# taz.de -- Bruder und Produzent von Billie Eilish: All die bunten Bonbons
       
       > Finneas, der Bruder und Produzent von US-Überpopstar Billie Eilish, hat
       > sein Debütalbum veröffentlicht. Was taugt seine Musik?
       
 (IMG) Bild: Mit 12 begann Finneas eigene Lieder zu komponieren, hier bei einem Konzert in Las Vegas 2021
       
       Es ist ein alter Hut, dass alles irgendwann wiederkommt. Auch die Dinge,
       die man nicht vermisst hat. Bei ihrer Rückkehr nimmt man diese dann oft
       anders wahr, wohlwollender, durch die Brille der Nostalgie. Das war so, als
       vor etwa vier Jahren das Revival der 1990er Jahre auf dicken
       Buffalos-Kreppsohlen angedonnert kam. Gewöhnt hat man sich an dessen
       Ausformungen inzwischen, untrügliches Zeichen dafür, dass sich das
       Trendkarussell längst weitergedreht hat.
       
       Wenn daher nun im Herbst 2021 der 24-jährige [1][US-Künstler Finneas] in
       der dritten Singleauskopplung seines Albums „Optimist“ davon singt, er
       würde manchmal an die 1990er denken, so kommt das nicht nur wenig
       überraschend, sondern auch schon reichlich spät.
       
       Um die Mode oder die Musik jener Zeit geht es ihm dabei gar nicht primär,
       auch wenn Finneas im Musikvideo ein Regenschirmtänzchen veranstaltet, als
       wollte er das Intro der TV-Sitcom „Friends“ reinszenieren. Sein Anliegen
       ist ernster.
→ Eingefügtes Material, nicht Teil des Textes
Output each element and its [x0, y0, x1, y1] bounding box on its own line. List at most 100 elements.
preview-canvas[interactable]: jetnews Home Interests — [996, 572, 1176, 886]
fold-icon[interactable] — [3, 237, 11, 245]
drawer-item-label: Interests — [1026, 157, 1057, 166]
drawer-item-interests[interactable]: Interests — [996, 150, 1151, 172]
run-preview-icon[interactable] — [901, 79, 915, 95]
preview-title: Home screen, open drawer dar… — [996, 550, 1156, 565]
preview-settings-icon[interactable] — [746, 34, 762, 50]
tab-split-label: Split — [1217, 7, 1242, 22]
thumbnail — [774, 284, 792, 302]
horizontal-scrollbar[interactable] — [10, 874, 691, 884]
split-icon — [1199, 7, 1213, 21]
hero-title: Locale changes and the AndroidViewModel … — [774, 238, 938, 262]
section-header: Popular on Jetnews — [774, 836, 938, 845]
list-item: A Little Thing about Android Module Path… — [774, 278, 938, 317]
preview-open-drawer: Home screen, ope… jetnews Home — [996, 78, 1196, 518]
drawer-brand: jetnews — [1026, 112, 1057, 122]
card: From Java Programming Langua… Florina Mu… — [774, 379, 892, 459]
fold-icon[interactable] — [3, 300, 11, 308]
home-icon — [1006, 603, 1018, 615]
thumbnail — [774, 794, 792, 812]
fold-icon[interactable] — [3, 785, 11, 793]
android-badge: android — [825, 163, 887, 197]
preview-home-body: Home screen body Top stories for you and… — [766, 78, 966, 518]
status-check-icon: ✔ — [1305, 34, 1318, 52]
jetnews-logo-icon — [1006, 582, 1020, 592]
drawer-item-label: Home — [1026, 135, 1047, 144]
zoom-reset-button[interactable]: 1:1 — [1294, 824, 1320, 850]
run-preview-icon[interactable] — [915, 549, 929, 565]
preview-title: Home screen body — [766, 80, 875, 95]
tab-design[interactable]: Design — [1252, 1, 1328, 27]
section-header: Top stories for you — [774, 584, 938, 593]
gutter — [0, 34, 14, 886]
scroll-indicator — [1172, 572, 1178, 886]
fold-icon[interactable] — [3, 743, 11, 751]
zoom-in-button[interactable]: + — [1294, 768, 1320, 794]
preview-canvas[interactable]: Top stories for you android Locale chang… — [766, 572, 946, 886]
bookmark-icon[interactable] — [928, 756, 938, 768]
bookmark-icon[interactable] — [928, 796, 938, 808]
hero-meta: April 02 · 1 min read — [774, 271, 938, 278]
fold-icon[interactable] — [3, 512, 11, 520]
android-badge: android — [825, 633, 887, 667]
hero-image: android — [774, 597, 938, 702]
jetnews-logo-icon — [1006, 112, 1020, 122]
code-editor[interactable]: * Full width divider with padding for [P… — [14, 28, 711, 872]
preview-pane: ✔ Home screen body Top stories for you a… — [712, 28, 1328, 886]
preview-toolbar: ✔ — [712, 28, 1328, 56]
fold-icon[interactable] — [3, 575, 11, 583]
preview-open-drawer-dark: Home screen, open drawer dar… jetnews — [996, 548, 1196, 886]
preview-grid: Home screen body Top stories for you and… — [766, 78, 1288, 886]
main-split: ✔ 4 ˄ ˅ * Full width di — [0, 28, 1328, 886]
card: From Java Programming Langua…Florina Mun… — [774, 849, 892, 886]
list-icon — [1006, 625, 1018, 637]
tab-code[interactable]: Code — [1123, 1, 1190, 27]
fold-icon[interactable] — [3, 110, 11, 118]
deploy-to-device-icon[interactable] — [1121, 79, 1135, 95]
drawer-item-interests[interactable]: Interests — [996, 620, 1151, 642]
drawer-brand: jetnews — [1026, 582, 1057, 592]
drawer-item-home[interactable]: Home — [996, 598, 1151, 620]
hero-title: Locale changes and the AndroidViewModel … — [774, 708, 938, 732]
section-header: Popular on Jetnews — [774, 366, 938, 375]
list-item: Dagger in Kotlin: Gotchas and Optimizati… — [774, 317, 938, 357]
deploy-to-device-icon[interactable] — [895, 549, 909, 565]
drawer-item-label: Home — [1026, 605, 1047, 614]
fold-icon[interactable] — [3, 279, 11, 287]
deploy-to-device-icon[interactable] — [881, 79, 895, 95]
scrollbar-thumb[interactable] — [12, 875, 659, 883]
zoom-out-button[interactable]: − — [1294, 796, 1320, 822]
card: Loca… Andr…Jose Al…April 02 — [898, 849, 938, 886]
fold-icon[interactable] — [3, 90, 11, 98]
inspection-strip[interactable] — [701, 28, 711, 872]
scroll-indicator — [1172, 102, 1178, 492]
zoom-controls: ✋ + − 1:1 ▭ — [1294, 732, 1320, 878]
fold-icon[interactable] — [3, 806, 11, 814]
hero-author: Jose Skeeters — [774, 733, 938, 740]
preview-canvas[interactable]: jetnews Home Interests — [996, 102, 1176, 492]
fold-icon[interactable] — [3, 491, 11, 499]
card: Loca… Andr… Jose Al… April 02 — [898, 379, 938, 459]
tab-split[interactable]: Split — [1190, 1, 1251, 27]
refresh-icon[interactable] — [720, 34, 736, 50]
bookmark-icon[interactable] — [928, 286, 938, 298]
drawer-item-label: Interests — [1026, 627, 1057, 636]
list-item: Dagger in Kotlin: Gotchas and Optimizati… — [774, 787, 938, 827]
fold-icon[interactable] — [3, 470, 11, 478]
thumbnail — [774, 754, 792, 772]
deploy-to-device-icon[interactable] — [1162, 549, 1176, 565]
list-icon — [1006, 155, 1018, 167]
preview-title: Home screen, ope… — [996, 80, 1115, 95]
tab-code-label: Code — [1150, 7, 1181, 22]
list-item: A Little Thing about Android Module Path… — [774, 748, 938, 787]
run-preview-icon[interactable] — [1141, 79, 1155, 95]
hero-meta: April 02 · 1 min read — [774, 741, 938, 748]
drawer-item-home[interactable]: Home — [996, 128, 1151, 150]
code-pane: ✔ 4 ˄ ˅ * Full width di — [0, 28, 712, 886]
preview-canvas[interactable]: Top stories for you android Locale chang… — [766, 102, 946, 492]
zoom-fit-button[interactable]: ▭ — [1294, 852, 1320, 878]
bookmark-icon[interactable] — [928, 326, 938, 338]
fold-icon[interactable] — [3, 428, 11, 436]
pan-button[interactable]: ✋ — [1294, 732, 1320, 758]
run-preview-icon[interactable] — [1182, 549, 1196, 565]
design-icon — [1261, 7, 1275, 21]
Finneas besingt seine Sehnsucht nach der Zeit vor dem
       Siegeszug des Internet, er warnt vor den Gefahren von Onlinestalking und
       anderen unguten Entwicklungen im Zusammenhang digitaler Medien.
       
       „All the time I should’ve been so happy I was here / Wasting it on worrying
       just made it disappear / Now my head feels so heavy / I’m left holding up
       the levee.“ Leg doch einfach mal das Telefon weg, würde man ihm da gerne
       zuraunen, wenn sich das nicht noch blöder anhören würde.
       
       „The 90s“ ist der offensichtlichste Ohrwurm auf „Optimist“. Den Song
       stellvertretend für das ganze Album herauszugreifen ergibt Sinn und auch
       wieder nicht. Eine klare Linie gibt es darauf nämlich nicht, aber
       Kippmomente ohne Ende. Und die hat „The 90s“ auch. Es beginnt als fröhlich
       vor sich hin dudelnder Popsong, dann gerät der Autotune-Regler außer
       Kontrolle und schließlich wird noch die große Kirmes-EDM-Maschine
       angeschmissen. Es ist von allem etwas viel.
       
       Im positiven Sinne viel kann man eigentlich auch von ihm erwarten.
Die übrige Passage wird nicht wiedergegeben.